The previous two weeks had been a non-stop series of good-bye parties and activities with friends and co-workers. There was a lot of, "Let's do this one more time..." I was still teaching a class up until a couple days before I left. I knew that I was severely neglecting my packing, but spending time with those that I was leaving behind was more important to me. It meant that I pretty much packed up, donated, and/or threw away everything in my entire apartment in three days, but it was worth it.
After slamming the door of the moving truck for the last time, I climbed in the driver's seat of the car, resigned to begin what would be a multi-day journey. Chris was feeling emotional, and he looked at me incredulously and said, "I can't believe you're not more upset about this." (Usually I had enough emotion for several people bubbling out of me constantly.)
He was wrong, though.

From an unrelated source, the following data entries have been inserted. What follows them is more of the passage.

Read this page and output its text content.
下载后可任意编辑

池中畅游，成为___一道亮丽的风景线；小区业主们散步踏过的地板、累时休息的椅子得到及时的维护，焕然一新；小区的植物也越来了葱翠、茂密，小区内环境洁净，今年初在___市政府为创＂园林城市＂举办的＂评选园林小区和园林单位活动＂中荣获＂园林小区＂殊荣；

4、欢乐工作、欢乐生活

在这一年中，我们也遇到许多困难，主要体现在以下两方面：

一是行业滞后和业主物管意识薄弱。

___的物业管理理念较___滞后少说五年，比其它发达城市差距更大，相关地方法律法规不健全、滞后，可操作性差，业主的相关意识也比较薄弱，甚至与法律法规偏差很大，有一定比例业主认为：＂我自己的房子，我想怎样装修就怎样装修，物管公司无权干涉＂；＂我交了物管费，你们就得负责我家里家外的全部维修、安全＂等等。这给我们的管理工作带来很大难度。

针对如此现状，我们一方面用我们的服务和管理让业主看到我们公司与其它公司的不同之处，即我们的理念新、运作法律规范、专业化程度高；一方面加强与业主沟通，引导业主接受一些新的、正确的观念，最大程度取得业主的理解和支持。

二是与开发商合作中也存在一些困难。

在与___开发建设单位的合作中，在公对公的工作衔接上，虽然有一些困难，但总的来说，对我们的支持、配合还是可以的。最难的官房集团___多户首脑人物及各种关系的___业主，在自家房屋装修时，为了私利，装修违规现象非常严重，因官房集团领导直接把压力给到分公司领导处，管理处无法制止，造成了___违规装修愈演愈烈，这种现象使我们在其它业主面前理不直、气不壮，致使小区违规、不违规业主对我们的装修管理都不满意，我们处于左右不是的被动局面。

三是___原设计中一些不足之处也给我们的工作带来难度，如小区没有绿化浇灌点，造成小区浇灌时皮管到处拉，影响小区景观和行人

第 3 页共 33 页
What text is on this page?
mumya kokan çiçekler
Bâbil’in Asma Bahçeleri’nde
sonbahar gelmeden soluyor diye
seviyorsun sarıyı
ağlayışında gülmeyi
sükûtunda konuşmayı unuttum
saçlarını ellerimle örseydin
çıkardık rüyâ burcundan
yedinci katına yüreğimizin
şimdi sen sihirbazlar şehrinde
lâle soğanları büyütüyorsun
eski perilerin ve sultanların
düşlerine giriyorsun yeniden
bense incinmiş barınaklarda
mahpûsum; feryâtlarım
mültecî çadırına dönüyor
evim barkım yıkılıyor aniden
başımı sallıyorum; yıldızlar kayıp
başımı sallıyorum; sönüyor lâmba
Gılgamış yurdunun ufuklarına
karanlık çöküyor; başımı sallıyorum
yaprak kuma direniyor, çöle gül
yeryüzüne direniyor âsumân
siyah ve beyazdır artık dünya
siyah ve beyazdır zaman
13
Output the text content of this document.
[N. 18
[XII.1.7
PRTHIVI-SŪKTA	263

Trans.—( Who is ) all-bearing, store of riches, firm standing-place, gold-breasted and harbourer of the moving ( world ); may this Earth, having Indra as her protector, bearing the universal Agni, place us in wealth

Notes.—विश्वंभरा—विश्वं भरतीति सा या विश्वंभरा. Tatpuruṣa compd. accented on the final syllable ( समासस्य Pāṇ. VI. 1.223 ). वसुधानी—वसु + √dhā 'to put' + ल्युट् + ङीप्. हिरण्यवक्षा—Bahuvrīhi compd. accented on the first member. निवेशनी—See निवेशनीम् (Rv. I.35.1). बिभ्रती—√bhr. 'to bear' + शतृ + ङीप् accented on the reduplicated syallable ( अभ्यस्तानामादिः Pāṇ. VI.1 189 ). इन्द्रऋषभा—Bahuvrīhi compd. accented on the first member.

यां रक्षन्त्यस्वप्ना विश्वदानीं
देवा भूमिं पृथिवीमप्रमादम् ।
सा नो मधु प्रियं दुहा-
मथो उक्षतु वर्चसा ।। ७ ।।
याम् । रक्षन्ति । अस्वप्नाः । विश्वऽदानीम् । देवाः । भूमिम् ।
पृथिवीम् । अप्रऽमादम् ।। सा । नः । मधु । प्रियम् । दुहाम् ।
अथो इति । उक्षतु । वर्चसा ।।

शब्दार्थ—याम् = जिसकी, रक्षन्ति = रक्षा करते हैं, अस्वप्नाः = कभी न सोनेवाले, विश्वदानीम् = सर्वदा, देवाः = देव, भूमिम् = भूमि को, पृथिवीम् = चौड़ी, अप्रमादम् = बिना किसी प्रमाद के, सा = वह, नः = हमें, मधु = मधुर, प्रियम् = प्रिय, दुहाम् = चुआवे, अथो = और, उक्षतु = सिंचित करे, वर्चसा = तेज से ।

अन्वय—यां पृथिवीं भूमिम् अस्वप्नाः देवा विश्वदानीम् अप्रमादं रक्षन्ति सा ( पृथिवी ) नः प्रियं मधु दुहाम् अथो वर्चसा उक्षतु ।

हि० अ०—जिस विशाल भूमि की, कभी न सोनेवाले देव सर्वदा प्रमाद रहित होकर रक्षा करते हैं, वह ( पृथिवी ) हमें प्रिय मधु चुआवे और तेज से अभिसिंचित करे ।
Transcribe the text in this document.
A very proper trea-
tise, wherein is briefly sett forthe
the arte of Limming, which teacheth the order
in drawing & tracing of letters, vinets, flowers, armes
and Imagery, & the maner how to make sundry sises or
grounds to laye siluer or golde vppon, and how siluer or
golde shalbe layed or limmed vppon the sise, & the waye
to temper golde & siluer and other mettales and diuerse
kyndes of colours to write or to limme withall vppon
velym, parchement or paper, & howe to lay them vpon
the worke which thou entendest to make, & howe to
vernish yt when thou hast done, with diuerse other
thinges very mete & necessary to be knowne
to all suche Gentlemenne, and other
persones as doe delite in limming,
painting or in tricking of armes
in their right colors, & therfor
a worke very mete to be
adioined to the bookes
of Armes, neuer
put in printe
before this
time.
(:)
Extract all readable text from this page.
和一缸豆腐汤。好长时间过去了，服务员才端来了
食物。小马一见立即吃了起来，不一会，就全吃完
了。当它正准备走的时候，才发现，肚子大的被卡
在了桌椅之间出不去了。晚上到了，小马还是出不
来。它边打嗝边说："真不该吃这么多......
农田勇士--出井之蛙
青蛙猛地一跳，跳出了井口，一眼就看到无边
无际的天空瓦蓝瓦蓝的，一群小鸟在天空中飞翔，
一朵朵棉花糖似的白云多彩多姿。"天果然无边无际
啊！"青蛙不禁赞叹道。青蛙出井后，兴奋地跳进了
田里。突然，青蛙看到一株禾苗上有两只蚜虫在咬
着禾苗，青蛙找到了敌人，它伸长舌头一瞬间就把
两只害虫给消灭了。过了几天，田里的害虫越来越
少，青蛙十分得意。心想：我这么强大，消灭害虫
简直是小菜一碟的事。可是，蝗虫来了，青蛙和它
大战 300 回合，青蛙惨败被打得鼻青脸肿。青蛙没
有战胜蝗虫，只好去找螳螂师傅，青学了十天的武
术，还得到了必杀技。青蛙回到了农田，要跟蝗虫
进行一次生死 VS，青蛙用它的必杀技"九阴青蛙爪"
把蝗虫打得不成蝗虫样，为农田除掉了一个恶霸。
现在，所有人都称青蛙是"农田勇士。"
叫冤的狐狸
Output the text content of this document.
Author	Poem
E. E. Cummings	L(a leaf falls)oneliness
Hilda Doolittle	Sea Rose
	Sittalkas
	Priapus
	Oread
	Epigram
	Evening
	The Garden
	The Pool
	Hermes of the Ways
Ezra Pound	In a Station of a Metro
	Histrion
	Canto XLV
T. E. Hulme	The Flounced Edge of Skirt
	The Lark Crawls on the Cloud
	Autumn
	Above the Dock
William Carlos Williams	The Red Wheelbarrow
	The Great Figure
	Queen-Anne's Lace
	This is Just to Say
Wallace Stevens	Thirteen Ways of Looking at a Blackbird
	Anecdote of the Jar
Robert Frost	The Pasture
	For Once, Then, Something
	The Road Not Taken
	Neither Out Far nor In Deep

On that late afternoon in the summertime in front of 3333 W. Grace Street, the emotions were so intense they were about to boil over. My grief at leaving the best friends I had known to that point, the city that had come to be my home, and the place I came into myself; my intense fear of what was to come and whether I'd make it; my desire to go, move, and change--the only way I could keep my shit together to be able to drive down the street was to put a heavy lid on it for the time being.
I told him, "Please. I can't. I just can't or I'll never be able to leave."
Then I turned the car on, checked on the birds one last time before starting out, clicked the cd player on, and drove down the street and out of town. I didn't look back once. I couldn't, or I would never have gotten anywhere.